Il est tenté par le prestige de la culture profane. Un jour, fatigué, il
s'endort sur son livre et, comme dans un songe, il voit un serpent qui lui
ronge le bras et l'épaule. Pour lui c'est le signe qu'il doit abandonner la
culture profane pour se consacrer à l'essentiel.
Il fut aussi tenté par le rêve de l'héroïsme sacré, mais bientôt sa santé
sera compromise par ses mortifications. Il est envoyé à Arles pour se
rétablir.
L'évêque Leone, son parent, l'agrège à son clergé, l'ordonne diacre puis
prêtre. Il l'envoie comme Abbé pour rétablir l'ordre dans un monastère
d'hommes à Trinquetaille. Nous sommes en 499.
En 503 Sur les recommandations d'Eone, il est élu pour lui succéder.
Sa présence auprès de son évêque de Châlon, sa forte vie spirituelle et sa
science acquise à Lérins, sa générosité dans le don de soi, l'auront préparé
à accomplir ce ministère épiscopal.
" Veillez sur vous-mêmes et sur tout le troupeau où l'Esprit Saint vous a
placés comme responsables, pour être pasteurs de l'Église de Dieu" écrivait
déjà St Paul.
" Je sais ajoutait-il que des loups féroces s'introduiront chez vous".
Assez rapidement, Césaire est accusé de vouloir faire passer Arles sous la
domination des Burgondes, et il est exilé à Bordeaux.
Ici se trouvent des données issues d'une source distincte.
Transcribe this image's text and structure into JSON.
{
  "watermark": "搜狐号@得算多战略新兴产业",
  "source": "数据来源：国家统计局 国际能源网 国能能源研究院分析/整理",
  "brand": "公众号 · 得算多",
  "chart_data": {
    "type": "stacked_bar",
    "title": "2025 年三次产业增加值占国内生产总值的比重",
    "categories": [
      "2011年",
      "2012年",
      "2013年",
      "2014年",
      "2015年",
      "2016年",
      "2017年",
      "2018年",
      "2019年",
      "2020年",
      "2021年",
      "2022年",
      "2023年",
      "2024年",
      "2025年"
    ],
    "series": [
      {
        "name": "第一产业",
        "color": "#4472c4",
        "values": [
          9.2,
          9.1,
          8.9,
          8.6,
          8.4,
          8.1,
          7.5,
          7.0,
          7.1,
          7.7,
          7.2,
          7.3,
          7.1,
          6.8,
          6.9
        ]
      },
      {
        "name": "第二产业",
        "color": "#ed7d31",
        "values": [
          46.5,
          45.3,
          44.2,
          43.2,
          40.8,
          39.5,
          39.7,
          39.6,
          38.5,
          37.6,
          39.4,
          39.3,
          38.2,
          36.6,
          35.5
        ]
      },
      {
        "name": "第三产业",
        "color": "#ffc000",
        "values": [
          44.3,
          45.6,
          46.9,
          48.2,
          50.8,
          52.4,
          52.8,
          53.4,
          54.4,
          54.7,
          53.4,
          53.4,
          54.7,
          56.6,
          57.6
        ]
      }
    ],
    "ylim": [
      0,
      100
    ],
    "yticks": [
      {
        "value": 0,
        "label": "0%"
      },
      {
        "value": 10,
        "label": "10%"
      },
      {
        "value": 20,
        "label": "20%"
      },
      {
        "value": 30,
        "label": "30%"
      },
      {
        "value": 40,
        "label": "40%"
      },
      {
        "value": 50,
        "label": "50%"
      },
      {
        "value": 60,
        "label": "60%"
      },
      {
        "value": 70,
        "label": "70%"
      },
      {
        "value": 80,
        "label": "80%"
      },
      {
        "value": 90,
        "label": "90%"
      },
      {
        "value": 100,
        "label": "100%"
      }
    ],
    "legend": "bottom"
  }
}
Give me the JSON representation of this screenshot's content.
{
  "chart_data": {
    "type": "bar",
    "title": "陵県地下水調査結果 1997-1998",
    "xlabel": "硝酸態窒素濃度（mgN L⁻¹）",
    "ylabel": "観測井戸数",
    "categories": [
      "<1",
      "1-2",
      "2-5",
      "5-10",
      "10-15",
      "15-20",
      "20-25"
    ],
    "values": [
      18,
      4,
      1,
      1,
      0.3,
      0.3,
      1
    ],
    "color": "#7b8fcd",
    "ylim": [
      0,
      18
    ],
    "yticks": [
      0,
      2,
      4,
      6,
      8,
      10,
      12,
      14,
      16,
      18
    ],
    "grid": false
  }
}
Il est reconnu
innocent et bientôt sera de retour et commencera la construction d'un
monastère de femmes. Ce qui est une nouveauté.
En 506, il préside le concile d'Agde.
Lors du siège d'Arles par les Francs et les Burgondes, en 507, il est trahi
par un jeune clerc, arrêté puis relaché, en 513 encore il est cité à
comparaître à Ravenne devant Théodoric. Une fois de plus il est reconnu
innocent. Ces épreuves ne l'empêchent nullement d'accomplir sa Tâche.
Sur le plan doctrinal "Parmi vous surgiront des hommes qui tiendront
des discours mensongers" disait déjà St Paul. C'est le temps où l'hérésie
Arienne a fait beaucoup d'adeptes, de même que les pélagiens. C'est
l'occasion pour Césaire d'être vigilant, de préciser et d'insister sur la
doctrine Trinitaire. Il obtiendra du Concile de Vaison que le triple Sanctus
soit chanté à toutes les messes.
Sur le plan spirituel. "Je vous confie à Dieu et à son Message de
grâce" affirmait encore Paul, soulignant l'importance de la sanctification
pour la Vie de l'Église.
Césaire fonde le monastère St Jean en 512. Il y place comme abbesse sa soeur
Césarie qui a séjourné quelques temps à l'abbaye féminine proche de St
Victor de Marseille. Ce monastère connut un vif succès, et sous le nom de
monastère St Césaire se perpétua jusqu'à la Révolution.
Il écrira une règle monastique très précise, qu'il aura l'occasion de
modifier en fonction de l'expérience. Il en avait écrit une autre plus
succincte pour les moines de Trinquetaille.
Il insistera sur l'importance de la vie spirituelle des prêtres qu'il
invitera à chanter l'Office Divin en commun.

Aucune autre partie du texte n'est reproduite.